Also loved Legos, little toy dinosaurs and animals, oooold Disney/Nickelodeon small figurines you'd get in cereal boxes, and all the art stuff I could get my hands on.


----------



## Zosio (Mar 17, 2015)

The one constant favorite was stuffed animals, or "Beanie Babies" as they were overwhelmingly called at that time. Nostalgia isn't a sensation that comes easily to me, but that little heart-shaped "ty" tag incites it without fail (somewhat unrelated: my boyfriend got me one of those adorable little Grim Reaper ones with the giant eyes, so now I have a little piece of nostalgia sitting in my room). 

The favorite out of all of the stuffed animals was a cat who I had named "Jean Grey", after the X-Men character. Why did I name her that? 1. She was grey; "Jean _Grey_", 2. I really liked the concept behind X-Men when I was little. I guess it appealed to my "misunderstood black sheep" side. 

If I have children, I think I'll give them a bunch of stuffed animals and see what they do with them in order to figure out which Myers-Briggs type they are, because I know my INFJ tendencies definitely came out with that. I built up a full-fledged society out of my Beanie Babies, complete with a hierarchy that was based on either how long I had the stuffed animal in question (Jean Grey was the dominant matriarch figure. A queen of sorts) or how "cool" I thought it was. They each had their own personalities, back stories, relationship drama, etc. 

My house caught on fire when I was a kid, and I was devastated about my stuffed animals more than anything else. When I found out that the fire didn't cause too much damage and that they were probably still in-tact, I cried that night because I couldn't stop imagining them in that cold, charred basement covered in smoke damage and wondering where I was.


----------



## piscesfish (Nov 30, 2013)

I've had a stuffed Piglet (like the Winnie the Pooh character) ever since I was an infant.
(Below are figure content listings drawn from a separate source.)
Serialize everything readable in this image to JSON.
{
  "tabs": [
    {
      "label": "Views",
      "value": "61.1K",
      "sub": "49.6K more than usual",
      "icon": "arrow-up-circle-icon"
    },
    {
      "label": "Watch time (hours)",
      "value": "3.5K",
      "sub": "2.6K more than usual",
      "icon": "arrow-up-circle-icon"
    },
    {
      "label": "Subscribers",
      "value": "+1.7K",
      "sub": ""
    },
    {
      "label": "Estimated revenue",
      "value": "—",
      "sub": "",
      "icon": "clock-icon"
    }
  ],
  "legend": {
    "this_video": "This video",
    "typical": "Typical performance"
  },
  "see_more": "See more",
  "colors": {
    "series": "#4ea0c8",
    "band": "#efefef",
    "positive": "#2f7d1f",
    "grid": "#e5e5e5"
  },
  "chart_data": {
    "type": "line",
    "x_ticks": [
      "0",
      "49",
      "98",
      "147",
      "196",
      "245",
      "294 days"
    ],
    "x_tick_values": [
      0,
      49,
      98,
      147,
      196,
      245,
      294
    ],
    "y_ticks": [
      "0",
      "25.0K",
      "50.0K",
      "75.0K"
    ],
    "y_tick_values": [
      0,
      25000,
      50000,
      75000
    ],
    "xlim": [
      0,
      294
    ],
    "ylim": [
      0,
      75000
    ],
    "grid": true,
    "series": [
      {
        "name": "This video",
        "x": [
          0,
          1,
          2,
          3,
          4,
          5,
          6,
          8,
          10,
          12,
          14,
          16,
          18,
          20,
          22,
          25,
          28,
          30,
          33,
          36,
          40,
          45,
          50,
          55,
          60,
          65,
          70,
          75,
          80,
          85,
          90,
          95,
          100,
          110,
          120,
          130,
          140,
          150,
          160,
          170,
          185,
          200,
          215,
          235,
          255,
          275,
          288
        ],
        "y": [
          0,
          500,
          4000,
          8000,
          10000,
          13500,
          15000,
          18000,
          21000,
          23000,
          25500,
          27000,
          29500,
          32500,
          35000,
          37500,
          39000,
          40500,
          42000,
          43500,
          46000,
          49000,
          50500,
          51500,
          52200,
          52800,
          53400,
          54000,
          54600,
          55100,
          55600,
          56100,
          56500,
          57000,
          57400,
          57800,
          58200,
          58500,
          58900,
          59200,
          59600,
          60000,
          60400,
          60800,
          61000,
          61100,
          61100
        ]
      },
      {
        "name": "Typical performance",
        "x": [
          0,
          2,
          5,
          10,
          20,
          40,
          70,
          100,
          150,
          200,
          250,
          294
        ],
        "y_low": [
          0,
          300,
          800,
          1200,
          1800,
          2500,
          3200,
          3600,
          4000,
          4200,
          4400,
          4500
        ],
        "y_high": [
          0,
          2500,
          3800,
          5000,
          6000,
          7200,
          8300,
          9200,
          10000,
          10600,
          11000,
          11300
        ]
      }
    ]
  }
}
I'm still quite attached to it emotionally, though not the extent to which I was as a child. It's like we grew up together 

As far as toys I would play with most frequently, it would mainly be Barbies, Webkinz dolls, Sweet Street toys, Polly Pockets, and Littlest Pet Shops. Basically anything I could give personalities to and make little families out of. I remember my sister and I would always make little towns out of these toys and play as a character/family with them.


----------